2008 Casino Royale replaced the MI6 nemesis S.M.E.R.S.H. with the fictional criminal organization Quantum to better reflect an updated Bond world. What most casual fans of everything Bond didn’t realize is that S.M.E.R.S.H. was actually based on Smersh, the Soviet counter-spy agency with a fantastic history of catching spies and disrupting and aiding like-minded governments throughout the world. At one time the agency was over 40,000 strong and operated in numerous countries.
Its name, taken from the Russian Smert Shpionam, or Death to Spies, was said to have been coined by Stalin himself.
Directly subordinated to the Soviet leader, Smersh got its dubious start by infiltrating the Nazi secret services and enforcing order and loyalty on the war front.
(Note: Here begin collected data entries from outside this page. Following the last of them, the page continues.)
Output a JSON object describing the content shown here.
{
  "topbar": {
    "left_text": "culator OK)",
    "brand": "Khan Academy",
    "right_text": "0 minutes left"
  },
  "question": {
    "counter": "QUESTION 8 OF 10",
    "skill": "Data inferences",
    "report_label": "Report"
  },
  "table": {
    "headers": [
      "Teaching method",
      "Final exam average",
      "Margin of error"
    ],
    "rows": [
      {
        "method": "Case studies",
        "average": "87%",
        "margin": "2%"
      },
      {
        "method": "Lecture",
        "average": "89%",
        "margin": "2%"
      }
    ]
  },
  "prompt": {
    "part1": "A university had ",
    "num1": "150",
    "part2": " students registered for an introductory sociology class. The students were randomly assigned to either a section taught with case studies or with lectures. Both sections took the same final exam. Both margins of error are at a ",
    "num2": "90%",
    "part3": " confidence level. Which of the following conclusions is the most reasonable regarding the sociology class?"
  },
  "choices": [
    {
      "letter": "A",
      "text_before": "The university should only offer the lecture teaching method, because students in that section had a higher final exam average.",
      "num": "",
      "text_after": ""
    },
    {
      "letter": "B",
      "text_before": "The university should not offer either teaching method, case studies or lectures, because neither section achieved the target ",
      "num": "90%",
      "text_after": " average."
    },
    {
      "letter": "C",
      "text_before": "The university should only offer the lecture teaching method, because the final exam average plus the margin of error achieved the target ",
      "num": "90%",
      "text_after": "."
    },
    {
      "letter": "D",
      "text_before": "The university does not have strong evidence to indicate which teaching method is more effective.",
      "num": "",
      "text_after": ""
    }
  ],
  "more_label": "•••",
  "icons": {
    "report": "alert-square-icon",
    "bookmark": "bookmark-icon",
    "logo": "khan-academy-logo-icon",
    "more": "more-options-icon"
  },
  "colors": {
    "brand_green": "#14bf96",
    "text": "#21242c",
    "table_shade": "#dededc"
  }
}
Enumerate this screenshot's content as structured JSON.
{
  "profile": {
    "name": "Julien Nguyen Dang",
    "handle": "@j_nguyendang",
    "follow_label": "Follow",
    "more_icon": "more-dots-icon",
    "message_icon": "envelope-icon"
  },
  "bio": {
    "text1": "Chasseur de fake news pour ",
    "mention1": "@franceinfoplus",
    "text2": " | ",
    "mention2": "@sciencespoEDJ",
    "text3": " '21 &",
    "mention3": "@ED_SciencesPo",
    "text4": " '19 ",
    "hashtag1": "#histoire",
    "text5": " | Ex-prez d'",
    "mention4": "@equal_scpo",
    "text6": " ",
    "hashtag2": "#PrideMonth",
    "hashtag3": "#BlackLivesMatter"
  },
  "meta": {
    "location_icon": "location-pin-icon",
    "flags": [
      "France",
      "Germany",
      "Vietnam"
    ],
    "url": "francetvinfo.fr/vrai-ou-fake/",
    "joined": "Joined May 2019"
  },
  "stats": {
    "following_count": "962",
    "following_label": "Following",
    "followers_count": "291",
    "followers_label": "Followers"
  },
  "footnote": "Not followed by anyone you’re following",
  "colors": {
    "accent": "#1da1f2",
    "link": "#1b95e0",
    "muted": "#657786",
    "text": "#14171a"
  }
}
Some items would not look out of place in a James Bond film. Smersh agents, conducting counter-intelligence, were known to carry pens that incorporated a shooting device as well as a miniature camera. There’s also reports of agents carrying parts of triangulating radios in inconspicuous packages, assembling them with other agents at a pre-determined locations to listen in on foreign spy’s secret communications. Also, on display at Moscow’s Central Museum of the Armed Forces, captured spy equipment, by Smersh agents, ranging from Nazi encoders to miniature cameras hidden in hats and ties.
Smersh was ruthless in its methods. Units operating behind the fronts were charged with shooting down Red Army troops retreating in the face of German attacks.
To be captured by the enemy was officially regarded as treason and those who escaped risked being shot or shipped off to labor camps.
The military counter-intelligence also oversaw the deportation of entire ethnic groups within the Soviet Union. Many died en route or perished later in the camps.
Smersh was gradually absorbed into what was to become the KGB, and many of its operations still remain shrouded in secrecy.